Now I don’t have the time or the skill to take head on all the arguments in the science versus religion debate and I must declare myself as ignorant of science as Richard Dawkins is of theology so I want to look at what seems to me an issue that takes us to the heart of how we humans beings see and understand the world. How do we know when something is true?

And I think we need to be careful when talk about what is rational and reasonable. If by rational we mean only something that can be proved by the methods of scientific enquiry – experimentation, clearly repeatable results, control samples and so on – then religious faith will not be rational but then neither will be a lot of other things we hold dear – history, poetry, philosophy, the law, not to say the whole gamut of feelings and emotions that make us human. If for something to be reasonable (and therefore true) it must be provable by scientific method we will exclude a vast range of human experiences and knowledge which we all generally accept to belong to the realm of that which is real and true but which are not the kind of thing you can prove scientifically. Does this mean they are therefore not true at all? We need to be wary of privileging one way of understanding the world (scientific) over all others.

Let’s take an obvious example. It is a reasonable assumption to make that my wife loves me. However if I demanded that she prove this fact to me by allowing me to conduct a series of experiments possibly involving another woman who was not my wife as a control sample, I would receive the dustiest of answers. Now in this case there will be some evidence that my wife loves me that I can take into account – without getting too nauseatingly intimate – her behaviour towards me, the things she might tell me, the time she spends with me. These are all good indicators of the reality that is love and whilst they cannot be subjected to the rigours of the laboratory I hold them to be true! Am I deluded in this? We apprehend the truth "I am loved by this person" not as a provable scientific fact but as an insight and conviction born of experience and feeling. This is a kind of knowledge and truthfulness that we arrive at by another but equally valid route than that of scientific method.

It can therefore be reasonable to believe that there is a God even though it is not something that in the strictest sense we can "prove". Like love, God cannot be brought into the lab to be tested. But this does not mean that belief in God is unreasonable.

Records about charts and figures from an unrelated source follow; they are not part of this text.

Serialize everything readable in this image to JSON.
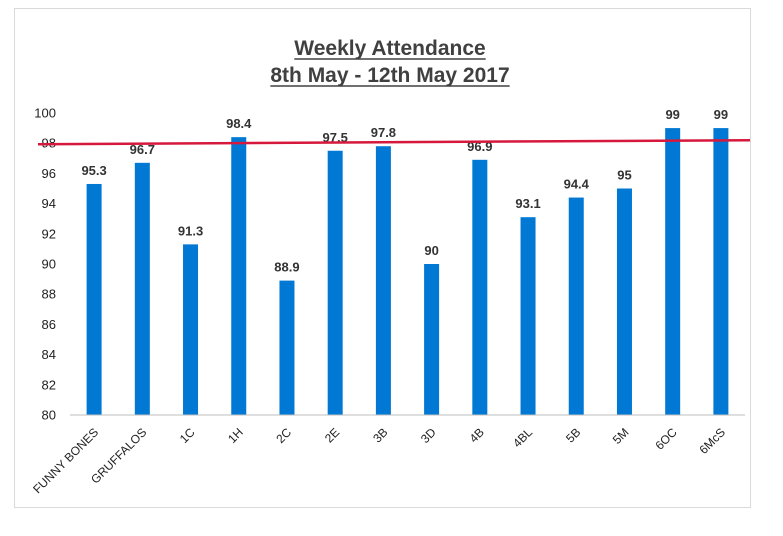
{
  "chart_data": {
    "type": "bar",
    "title": "Weekly Attendance",
    "subtitle": "8th May - 12th May 2017",
    "categories": [
      "FUNNY BONES",
      "GRUFFALOS",
      "1C",
      "1H",
      "2C",
      "2E",
      "3B",
      "3D",
      "4B",
      "4BL",
      "5B",
      "5M",
      "6OC",
      "6McS"
    ],
    "values": [
      95.3,
      96.7,
      91.3,
      98.4,
      88.9,
      97.5,
      97.8,
      90,
      96.9,
      93.1,
      94.4,
      95,
      99,
      99
    ],
    "ylim": [
      80,
      100
    ],
    "yticks": [
      80,
      82,
      84,
      86,
      88,
      90,
      92,
      94,
      96,
      98,
      100
    ],
    "target_line": 98,
    "grid": false,
    "legend": "none",
    "colors": {
      "bar": "#0078d4",
      "target_line": "#d6183c",
      "axis": "#bfbfbf"
    }
  }
}
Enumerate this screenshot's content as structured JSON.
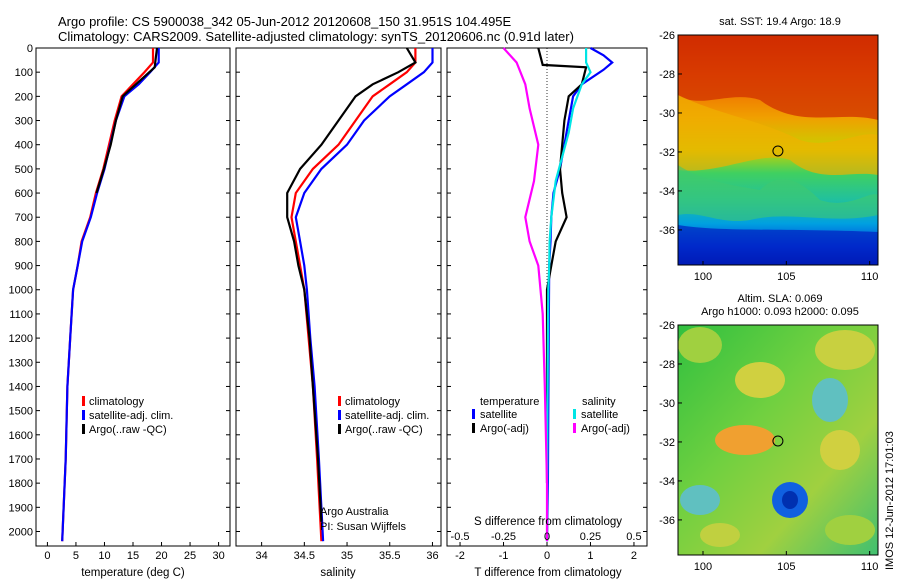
{
  "header": {
    "line1": "Argo profile: CS 5900038_342 05-Jun-2012 20120608_150 31.951S 104.495E",
    "line2": "Climatology: CARS2009. Satellite-adjusted climatology: synTS_20120606.nc (0.91d later)"
  },
  "depth_ticks": [
    0,
    100,
    200,
    300,
    400,
    500,
    600,
    700,
    800,
    900,
    1000,
    1100,
    1200,
    1300,
    1400,
    1500,
    1600,
    1700,
    1800,
    1900,
    2000
  ],
  "chart_data": [
    {
      "type": "line",
      "name": "temperature-profile",
      "xlabel": "temperature (deg C)",
      "xlim": [
        -2,
        32
      ],
      "ylim": [
        2060,
        0
      ],
      "xticks": [
        0,
        5,
        10,
        15,
        20,
        25,
        30
      ],
      "series": [
        {
          "name": "climatology",
          "color": "#ff0000",
          "x": [
            18.5,
            18.5,
            17,
            15,
            13,
            11.8,
            10.8,
            9.8,
            8.5,
            7.5,
            6,
            5.3,
            4.5,
            4,
            3.5,
            3.2,
            2.6
          ],
          "y": [
            0,
            60,
            100,
            150,
            200,
            300,
            400,
            500,
            600,
            700,
            800,
            900,
            1000,
            1200,
            1400,
            1700,
            2040
          ]
        },
        {
          "name": "satellite-adj. clim.",
          "color": "#0000ff",
          "x": [
            19.5,
            19.5,
            18,
            16,
            13.5,
            12,
            11,
            10,
            8.7,
            7.6,
            6.1,
            5.3,
            4.5,
            4,
            3.5,
            3.2,
            2.6
          ],
          "y": [
            0,
            60,
            100,
            150,
            200,
            300,
            400,
            500,
            600,
            700,
            800,
            900,
            1000,
            1200,
            1400,
            1700,
            2040
          ]
        },
        {
          "name": "Argo(..raw -QC)",
          "color": "#000000",
          "x": [
            19.2,
            19,
            18.8,
            15.5,
            13.2,
            12,
            11.1,
            9.9,
            8.6
          ],
          "y": [
            0,
            40,
            80,
            150,
            200,
            300,
            400,
            500,
            600
          ]
        }
      ],
      "legend": [
        "climatology",
        "satellite-adj. clim.",
        "Argo(..raw -QC)"
      ]
    },
    {
      "type": "line",
      "name": "salinity-profile",
      "xlabel": "salinity",
      "xlim": [
        33.7,
        36.1
      ],
      "ylim": [
        2060,
        0
      ],
      "xticks": [
        34,
        34.5,
        35,
        35.5,
        36
      ],
      "series": [
        {
          "name": "climatology",
          "color": "#ff0000",
          "x": [
            35.8,
            35.8,
            35.7,
            35.5,
            35.3,
            35.1,
            34.9,
            34.6,
            34.4,
            34.35,
            34.4,
            34.45,
            34.5,
            34.55,
            34.6,
            34.65,
            34.7
          ],
          "y": [
            0,
            60,
            100,
            150,
            200,
            300,
            400,
            500,
            600,
            700,
            800,
            900,
            1000,
            1200,
            1400,
            1700,
            2040
          ]
        },
        {
          "name": "satellite-adj. clim.",
          "color": "#0000ff",
          "x": [
            36,
            36,
            35.9,
            35.7,
            35.5,
            35.2,
            35,
            34.7,
            34.5,
            34.4,
            34.45,
            34.5,
            34.53,
            34.57,
            34.62,
            34.67,
            34.72
          ],
          "y": [
            0,
            60,
            100,
            150,
            200,
            300,
            400,
            500,
            600,
            700,
            800,
            900,
            1000,
            1200,
            1400,
            1700,
            2040
          ]
        },
        {
          "name": "Argo(..raw -QC)",
          "color": "#000000",
          "x": [
            35.7,
            35.8,
            35.6,
            35.3,
            35.1,
            34.9,
            34.7,
            34.45,
            34.3,
            34.3,
            34.38,
            34.43,
            34.5,
            34.56,
            34.6,
            34.66,
            34.7
          ],
          "y": [
            0,
            60,
            100,
            150,
            200,
            300,
            400,
            500,
            600,
            700,
            800,
            900,
            1000,
            1200,
            1400,
            1700,
            1960
          ]
        }
      ],
      "legend": [
        "climatology",
        "satellite-adj. clim.",
        "Argo(..raw -QC)"
      ],
      "annotations": [
        "Argo Australia",
        "PI: Susan Wijffels"
      ]
    },
    {
      "type": "line",
      "name": "difference-profile",
      "xlabel": "T difference from climatology",
      "top_axis_label": "S difference from climatology",
      "xlim": [
        -2.3,
        2.3
      ],
      "ylim": [
        2060,
        0
      ],
      "xticks": [
        -2,
        -1,
        0,
        1,
        2
      ],
      "xticklabels": [
        "-2",
        "-1",
        "0",
        "1",
        "2"
      ],
      "top_ticks": [
        -0.5,
        -0.25,
        0,
        0.25,
        0.5
      ],
      "top_ticklabels": [
        "-0.5",
        "-0.25",
        "0",
        "0.25",
        "0.5"
      ],
      "series": [
        {
          "name": "temperature satellite",
          "color": "#0000ff",
          "x": [
            1,
            1.3,
            1.5,
            1.3,
            0.8,
            0.6,
            0.5,
            0.4,
            0.3,
            0.15,
            0.1,
            0.08,
            0.05,
            0.04,
            0.03,
            0.02,
            0
          ],
          "y": [
            0,
            30,
            60,
            90,
            150,
            200,
            300,
            400,
            500,
            600,
            700,
            800,
            900,
            1200,
            1500,
            1800,
            2040
          ]
        },
        {
          "name": "temperature Argo(-adj)",
          "color": "#000000",
          "x": [
            -0.2,
            -0.1,
            0.9,
            0.8,
            0.5,
            0.4,
            0.3,
            0.35,
            0.45,
            0.2,
            0.1,
            0,
            0,
            0,
            0,
            0
          ],
          "y": [
            0,
            70,
            80,
            150,
            200,
            300,
            500,
            600,
            700,
            800,
            900,
            1000,
            1200,
            1400,
            1600,
            1800
          ]
        },
        {
          "name": "salinity satellite",
          "color": "#00e5e5",
          "x": [
            0.9,
            0.9,
            1,
            0.8,
            0.6,
            0.5,
            0.35,
            0.2,
            0.1,
            0.06,
            0.05,
            0.03,
            0.02,
            0.01,
            0
          ],
          "y": [
            0,
            60,
            100,
            150,
            250,
            350,
            450,
            550,
            700,
            800,
            900,
            1000,
            1200,
            1500,
            2040
          ]
        },
        {
          "name": "salinity Argo(-adj)",
          "color": "#ff00ff",
          "x": [
            -1,
            -0.7,
            -0.5,
            -0.4,
            -0.2,
            -0.3,
            -0.5,
            -0.4,
            -0.2,
            -0.15,
            -0.1,
            -0.05,
            0,
            0
          ],
          "y": [
            0,
            60,
            150,
            250,
            400,
            550,
            700,
            800,
            900,
            1000,
            1100,
            1400,
            1800,
            2040
          ]
        }
      ],
      "legend_group_titles": [
        "temperature",
        "salinity"
      ],
      "legend": [
        "satellite",
        "Argo(-adj)",
        "satellite",
        "Argo(-adj)"
      ]
    },
    {
      "type": "heatmap",
      "name": "sst-map",
      "title": "sat. SST: 19.4 Argo: 18.9",
      "xticks": [
        100,
        105,
        110
      ],
      "yticks": [
        -26,
        -28,
        -30,
        -32,
        -34,
        -36
      ],
      "xlim": [
        98.5,
        110.5
      ],
      "ylim": [
        -37.8,
        -26
      ],
      "marker": [
        104.495,
        -31.951
      ]
    },
    {
      "type": "heatmap",
      "name": "sla-map",
      "title_line1": "Altim. SLA: 0.069",
      "title_line2": "Argo h1000: 0.093 h2000: 0.095",
      "xticks": [
        100,
        105,
        110
      ],
      "yticks": [
        -26,
        -28,
        -30,
        -32,
        -34,
        -36
      ],
      "xlim": [
        98.5,
        110.5
      ],
      "ylim": [
        -37.8,
        -26
      ],
      "marker": [
        104.495,
        -31.951
      ]
    }
  ],
  "side_stamp": "IMOS 12-Jun-2012 17:01:03"
}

I think there are things in the world that point to the existence of a creator, just as there are clear indicators that my wife loves me, none of them prove definitively that God exists in the sense that we can prove that gravity exists but they suggest that it is not unreasonable to believe in God. If we accept there are other ways of knowing the truth, experience and evidence and faith can all be taken into account when religious people claim they believe in God.

We all celebrate the ways in which science has opened up for us the wonder and complexity of the world. We are grateful for the ways in which science has informed the technology that has made our lives so much more comfortable and rich. But to claim that science is the only way we can understand the truth of the world or that things (like love, faith, poetry) are somehow second order truth because they can’t be proved scientifically is deeply impoverishing for the human spirit.

It does neither science nor religion any favours to set one against the other. Each can be shown to be a reasonable and rational response to the world as it is and each has its own distinctive way of regarding the world and, most importantly, seeking the truth. To claim there is some irreconcilable conflict serves only the purpose of those who wish both science and religion ill. Better by far to rejoice in the richness and multitude of ways, including both scientific method and religious faith, by which we understand the world and our place in it.